I propose and request that you develop/train a Specialized 1.5B and a 3B Qwen coder model that is an expert at coding ONLY (Python and its libraries, plus HTML, JS, CSS, BASH, PowerShell and Microsoft OS related languages/features) etc. And only English language. These limitation are so that even a tiny 1.5B or 3B model can have a fair chance provide reliable service while performing local Python/GenAI/Windows etc. By unnecessarily adding support and tokens for extraneous coding languages or extraneous foreign languages that are not needed for US GenAI App development on MS Windows machines, you are CRIPPLING the model's potential for compute-efficient local edge operation on local machines. Until the smaller models are optimized for specialization, they will be mere toys having no real coding potential. The token vocabulary of over 150,000 words is excessive and inappropriate for the specialist 1.5 and 3B models. Extraneous tokens not needed to support the prescribed specialization should be excised for the specialized models (to reduce the compute needed in training and in inference, and for more effective use of the limited 1.5 B parameters).

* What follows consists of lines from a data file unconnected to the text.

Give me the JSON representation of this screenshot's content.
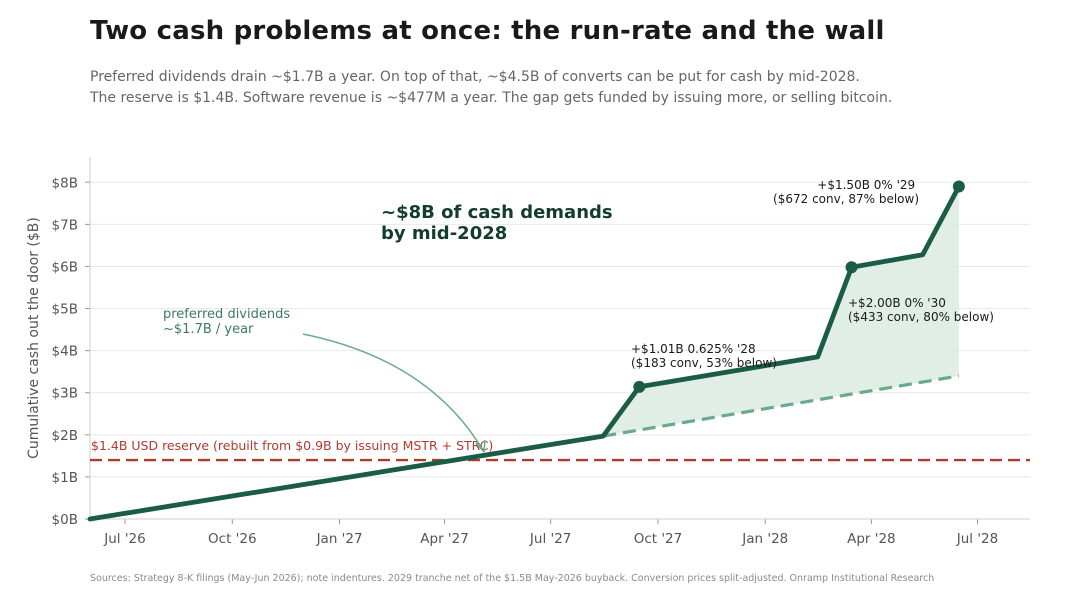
{
  "header": {
    "title": "Two cash problems at once: the run-rate and the wall",
    "subtitle_line1": "Preferred dividends drain ~$1.7B a year. On top of that, ~$4.5B of converts can be put for cash by mid-2028.",
    "subtitle_line2": "The reserve is $1.4B. Software revenue is ~$477M a year. The gap gets funded by issuing more, or selling bitcoin."
  },
  "footer": {
    "source": "Sources: Strategy 8-K filings (May-Jun 2026); note indentures. 2029 tranche net of the $1.5B May-2026 buyback. Conversion prices split-adjusted.  Onramp Institutional Research"
  },
  "chart_data": {
    "type": "line",
    "ylabel": "Cumulative cash out the door ($B)",
    "ylim": [
      0,
      8.6
    ],
    "y_ticks": [
      0,
      1,
      2,
      3,
      4,
      5,
      6,
      7,
      8
    ],
    "y_tick_labels": [
      "$0B",
      "$1B",
      "$2B",
      "$3B",
      "$4B",
      "$5B",
      "$6B",
      "$7B",
      "$8B"
    ],
    "xlim": [
      "2026-06-01",
      "2028-08-15"
    ],
    "x_ticks": [
      "2026-07-01",
      "2026-10-01",
      "2027-01-01",
      "2027-04-01",
      "2027-07-01",
      "2027-10-01",
      "2028-01-01",
      "2028-04-01",
      "2028-07-01"
    ],
    "x_tick_labels": [
      "Jul '26",
      "Oct '26",
      "Jan '27",
      "Apr '27",
      "Jul '27",
      "Oct '27",
      "Jan '28",
      "Apr '28",
      "Jul '28"
    ],
    "grid": true,
    "series": [
      {
        "role": "total",
        "color": "#1a5c45",
        "points": [
          {
            "x": "2026-06-01",
            "y": 0.0
          },
          {
            "x": "2027-08-15",
            "y": 1.97
          },
          {
            "x": "2027-09-15",
            "y": 3.14
          },
          {
            "x": "2028-02-15",
            "y": 3.85
          },
          {
            "x": "2028-03-15",
            "y": 5.98
          },
          {
            "x": "2028-05-15",
            "y": 6.28
          },
          {
            "x": "2028-06-15",
            "y": 7.9
          }
        ]
      },
      {
        "role": "dividends_only",
        "color": "#6aaa8c",
        "style": "dashed",
        "points": [
          {
            "x": "2027-08-15",
            "y": 1.97
          },
          {
            "x": "2028-06-15",
            "y": 3.4
          }
        ]
      }
    ],
    "markers": [
      {
        "x": "2027-09-15",
        "y": 3.14
      },
      {
        "x": "2028-03-15",
        "y": 5.98
      },
      {
        "x": "2028-06-15",
        "y": 7.9
      }
    ],
    "reference_line": {
      "y": 1.4,
      "color": "#b03a2e",
      "label": "$1.4B USD reserve  (rebuilt from $0.9B by issuing MSTR + STRC)"
    },
    "annotations": {
      "headline_line1": "~$8B of cash demands",
      "headline_line2": "by mid-2028",
      "dividends_line1": "preferred dividends",
      "dividends_line2": "~$1.7B / year",
      "conv28_line1": "+$1.01B 0.625% '28",
      "conv28_line2": "($183 conv, 53% below)",
      "conv30_line1": "+$2.00B 0% '30",
      "conv30_line2": "($433 conv, 80% below)",
      "conv29_line1": "+$1.50B 0% '29",
      "conv29_line2": "($672 conv, 87% below)"
    },
    "colors": {
      "line": "#1a5c45",
      "fill": "#dcebe2",
      "dashed": "#6aaa8c",
      "reserve": "#b03a2e",
      "dividends_text": "#3d7a5e"
    }
  }
}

Additionally, please provide a slimmed-down python script to local operate (train and inference) the Qwen models, with or without GPUs, and thus a a script that does not invoke the cumbersome huggingface "transformers" library which is very verbose and has a high memory overhead. Also, the tokenizer script should be standalone, and not based on calls to the inflexible "autotokenizer" from huggingface.
This line should not be required to local train and inference these models: "from transformers import AutoModelForCausalLM, AutoTokenizer"
These changes will promote further public deployment, and development and finetuning of Qwen models.